Thanks for the reply, Richard. Much appreciated.
Interesting approach, yet it makes sense. I think that pretty much clarifies the exits for this method, if one relies on charts only.
I wonder if you use a similar approach, by switching the timeframes, on entry. As you mentioned in your post #4, you define a trend by a sequence of candles that have lower highs, or higher lows. Of course, the shorter the timeframe, the higher the chance that the nice waterfall will be broken. When that happens, do you switch to a longer timeframe to see if it still looks good ?
Also, do you use micro-analisys on entries ? Your posts #24 and #67 mention reading the tape.
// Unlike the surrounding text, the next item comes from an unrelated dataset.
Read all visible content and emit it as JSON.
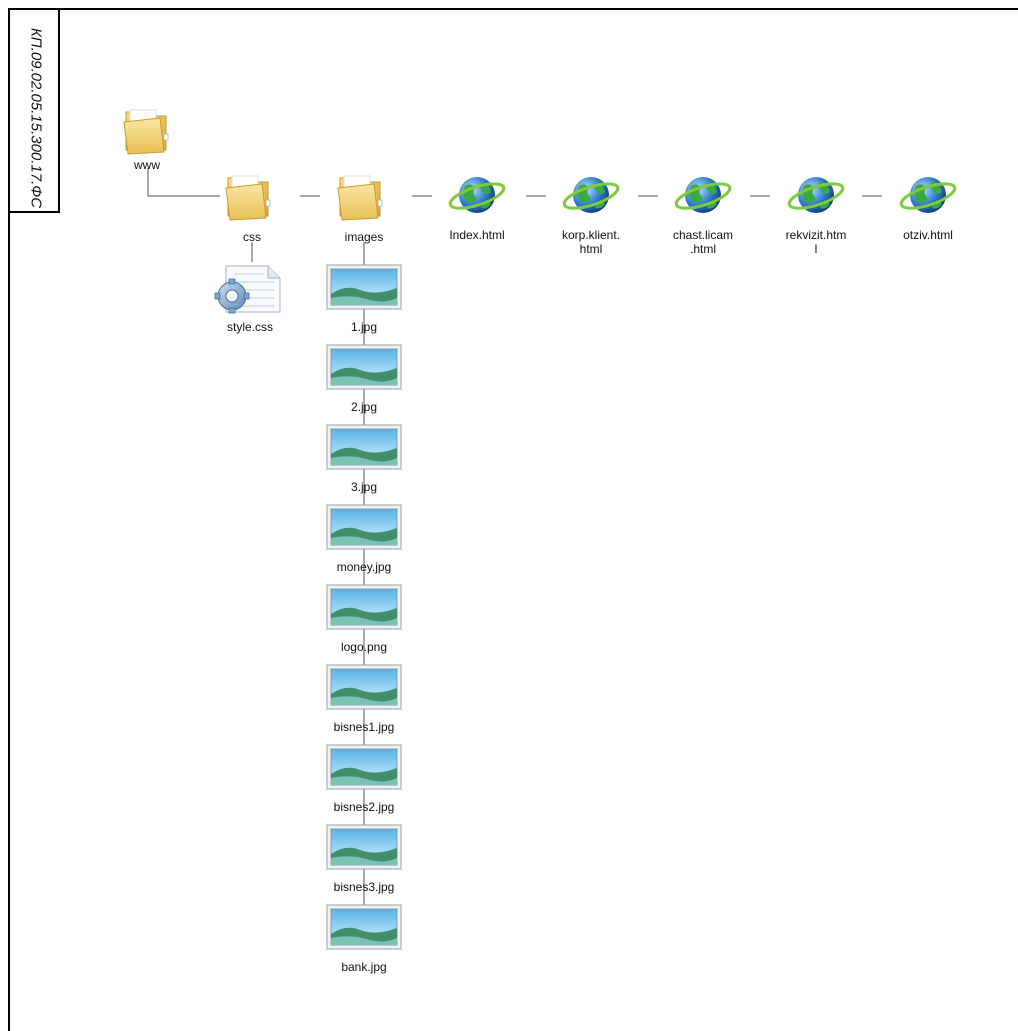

If that's the case, based on your experience, would you be able to estimate how many setups you pass because although they look good on charts they don't look good on tape ?
The reason why I'm asking is that even with proper risk control and position sizing, there's still the danger of over-trading, like you correctly identified in your post #71. For example, the charts on your posts #136 and #140 show potential entry points, prior to your actual entry, which had they be taken, would have resulted in scalps or losses. I guess what I'm trying to determine is how big a difference your edge makes in this method.
I hope you don't mind my being so inquisitive. I'm at my second run through this thread and it gets even better than the first read. For a newbie like me it's fascinating info.